Custodial — 🔴 requires CASP Art. 75 MiCA (EU) or MSB + State MTL (US):
- Single Key — service holds the master key
- IOU / Trust Lines (gateway) — service holds off-chain assets (e.g. RLUSD)
Non-custodial — 🟢 no licence for the custody itself:
- Escrow — time-locked or condition-based, ledger-enforced
- Payment Channels — off-ledger with on-chain settlement
- Checks — deferred payment, sender can always cancel
- NFT Broker mode (XLS-20) — atomic swap, broker never holds the NFT
- SignerList minority — multisig where service holds fewer keys than quorum requires
Grey zone — 🟡 legal opinion required:
- Regular Key — secondary key; depends on whether user retains master
- SignerList majority — service can reach quorum alone
- MPC / TSS — threshold signatures, ESMA has no definitive position
- MPT (XLS-33) — programmable tokens, issuer can lock or authorize
Design rule: if no single party can sign alone, you have a strong non-custodial argument. The more keys you give the user, the clearer the non-custodial posture.
See the "Is my XRPL custody custodial?" diagnostic for a verdict on your specific architecture.
What is RLUSD?
RLUSD is Ripple's USD-backed stablecoin, launched in December 2024 on both XRPL and Ethereum.

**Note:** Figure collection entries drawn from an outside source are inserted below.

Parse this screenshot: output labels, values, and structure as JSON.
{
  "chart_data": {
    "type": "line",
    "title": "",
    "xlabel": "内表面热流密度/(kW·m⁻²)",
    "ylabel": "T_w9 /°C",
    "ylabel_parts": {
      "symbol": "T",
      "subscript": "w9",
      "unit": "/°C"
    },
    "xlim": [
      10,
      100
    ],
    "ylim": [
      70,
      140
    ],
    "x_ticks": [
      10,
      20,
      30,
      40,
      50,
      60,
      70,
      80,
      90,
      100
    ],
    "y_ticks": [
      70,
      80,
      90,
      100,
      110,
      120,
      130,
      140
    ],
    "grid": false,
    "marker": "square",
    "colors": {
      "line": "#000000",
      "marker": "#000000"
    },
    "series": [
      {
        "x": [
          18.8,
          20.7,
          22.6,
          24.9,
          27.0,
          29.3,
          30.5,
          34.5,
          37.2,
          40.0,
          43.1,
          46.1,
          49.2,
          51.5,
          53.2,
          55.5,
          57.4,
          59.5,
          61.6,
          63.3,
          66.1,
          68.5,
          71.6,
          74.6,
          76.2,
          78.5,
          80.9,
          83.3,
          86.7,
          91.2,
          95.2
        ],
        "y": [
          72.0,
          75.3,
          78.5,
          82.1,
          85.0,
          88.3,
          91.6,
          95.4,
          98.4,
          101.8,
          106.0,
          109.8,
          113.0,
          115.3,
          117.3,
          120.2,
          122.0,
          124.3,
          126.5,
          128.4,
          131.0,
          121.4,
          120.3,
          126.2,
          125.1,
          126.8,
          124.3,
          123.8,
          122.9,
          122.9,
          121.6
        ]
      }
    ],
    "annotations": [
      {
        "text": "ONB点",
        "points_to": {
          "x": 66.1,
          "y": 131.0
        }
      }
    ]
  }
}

It is the reference implementation of a regulated stablecoin on XRPL.
Structure:
- Issued by Standard Custody & Trust Company (a NYDFS-chartered limited-purpose trust)
- Backed 1:1 by cash + short-term US Treasuries
- Qualifies as an EMT under MiCA (issuance to EU users would require an EU EMI)
- On XRPL: uses the native IOU / Trust Line model — users hold RLUSD as on-chain claims against the trust
- On Ethereum: standard ERC-20 with admin controls (pause, blacklist, mint/burn)
- Two independent mints (no bridge)
On-chain compliance features (XRPL):
- RequireAuth — holders must be explicitly authorized by the issuer (on-chain KYC gating)
- freeze — can freeze individual trust lines for AML holds
- globalFreeze — emergency brake for all trust lines
Why it matters: RLUSD proves that "custodial" can be done cleanly with on-chain compliance primitives that ERC-20 stablecoins must retrofit via admin functions. Likely model for future regulated stablecoins on XRPL.
General information only. For your specific situation, consult a qualified lawyer.